O último estudo epidemiológico sobre a prevalência do autismo em Portugal foi feito em 2000 e coordenado por Guiomar Oliveira. O trabalho teve como população-alvo mais de 330 mil crianças em idade escolar de Portugal continental e Açores, nascidas em 1990, 1991 e 1992. E permitiu concluir que uma em cada mil tinha alguma perturbação do espectro do autismo. Números que estão em linha com outros países.

Tanto Guiomar Oliveira como Carlos Nunes Filipe recusam a ideia de que os casos de autismo estejam a aumentar no país.
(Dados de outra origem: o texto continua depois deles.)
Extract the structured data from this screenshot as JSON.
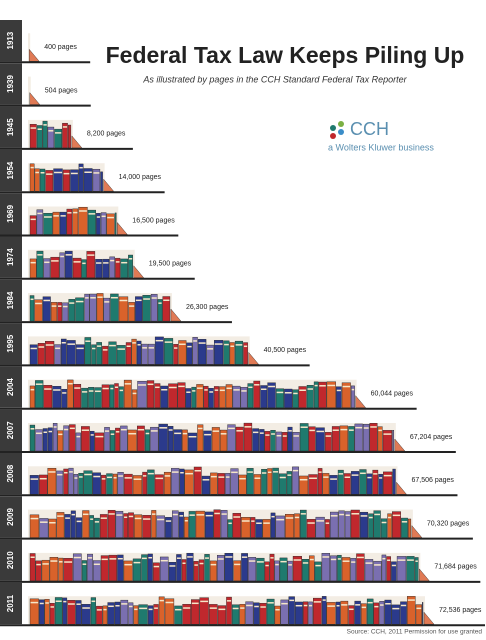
{
  "chart_data": {
    "type": "bar",
    "orientation": "horizontal",
    "title": "Federal Tax Law Keeps Piling Up",
    "subtitle": "As illustrated by pages in the CCH Standard Federal Tax Reporter",
    "logo": "CCH",
    "logo_tagline": "a Wolters Kluwer business",
    "source": "Source: CCH, 2011 Permission for use granted",
    "categories": [
      "1913",
      "1939",
      "1945",
      "1954",
      "1969",
      "1974",
      "1984",
      "1995",
      "2004",
      "2007",
      "2008",
      "2009",
      "2010",
      "2011"
    ],
    "values": [
      400,
      504,
      8200,
      14000,
      16500,
      19500,
      26300,
      40500,
      60044,
      67204,
      67506,
      70320,
      71684,
      72536
    ],
    "value_labels": [
      "400 pages",
      "504 pages",
      "8,200 pages",
      "14,000 pages",
      "16,500 pages",
      "19,500 pages",
      "26,300 pages",
      "40,500 pages",
      "60,044 pages",
      "67,204 pages",
      "67,506 pages",
      "70,320 pages",
      "71,684 pages",
      "72,536 pages"
    ],
    "colors": [
      "#c0282d",
      "#2b3a8c",
      "#1f7a6e",
      "#7a6fb0",
      "#d9622b"
    ]
  }
}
“O que está a aumentar é o conceito clínico para o diagnóstico da perturbação do espectro do autismo, que é cada vez mais abrangente, também em Portugal”, argumenta Guiomar Oliveira. O psiquiatra da APPD-Lisboa concorda.

“O que tem variado é o critério. Existe hoje uma maior abrangência e um maior conhecimento, que fazem com que a nossa percepção seja maior”, explica Carlos Nunes Filipe, apontando os Açores como a região do país com maior prevalência de autismo. Do lado oposto está o Alentejo, sendo que no Algarve os casos são também “raros” em relação ao resto do país.

O aumento da idade paterna e a reduzida diversidade genética da população de uma determinada região têm sido apontados como factores que podem influenciar o risco de autismo.